The inspiration of the games reminded me of what Paul said about athletes. He honored them by offering his readers this illustration–“Remember that in a race everyone runs, but only one person gets the prize … All athletes practice strict self-control” (1 Corinthians 9:24, 25). Only a consuming vision of the prize can generate such self-control. One doesn’t win without sacrifice.
But Paul’s lies beyond the thrill of the games. “You also must run in such a way that you will win” (verse 24). He continues with how the games have impacted his life–“I run straight to the toal with purpose in every step … I discipline my body like an athlete, training it to do what it should” (verses 26, 27). His motivation and ours is clear. “The athletes do it to win a prize that will fade away, but we do it for an eternal prize” (v. 25).

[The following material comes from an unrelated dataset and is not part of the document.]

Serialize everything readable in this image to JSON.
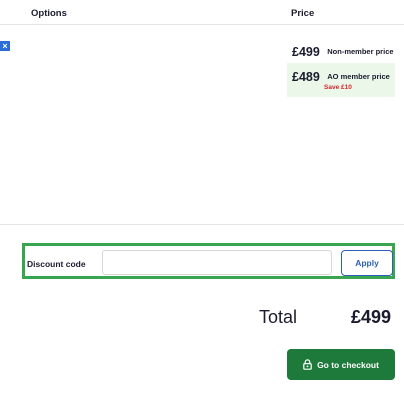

An ‘eternal prize’ … what is that? Will Jesus award gold, silver, bronze medals? Are these reserved for those who perform best before they get to heaven? And what about the issue of disqualification that worried Paul (v. 27). Was he concerned about missing heaven, or an eternal reward or both or neither?
Earlier in the Book of 1 Corinthians Paul spoke of a judgment day that would be a time of testing of what one had done (in 3:12 he talks about gold and silver, but bronze is substituted by ‘jewels’!). In his second book to the Corinthians he again talks about standing before Christ to be judged in order to receive “whatever we deserve for the good or evil we have done in our bodies” (2 Corinthians 5:10).
Christians disagree on what all this means. Some say Jesus has special rewards for those who did an exceptional job in this life (they point to the parables of talents and the New Testament’s mention of crowns given to those who meet certain qualifications). Others say that all who are arrive in heaven are rewarded equally. Others say none of us will receive rewards of special merit because anything that was done on earth for good was the result of Christ’s work through us. He gets all the crowns (see Revelation 4:10; 19:12).
I used to have a definitive answer to these (and similar) questions. Now things are more mysterious! But of this I am sure–I want to be dedicated to God and to the Divine invitation I have received. I know when I’m not and that bothers me. I know when I have done my best and that humbles me. I know I want to do what I do for Christ, not for crowns. I know I want to be in communion with Him by His Spirit more than I care about any sort of public recognition. I know I want to hear, “Well done, my good and faithful friend” simply because I love Jesus.
And I know that the athletes in the Olympic games have renewed my desire and dedication and devotion to the One who is the eternal Prize for all who love Him.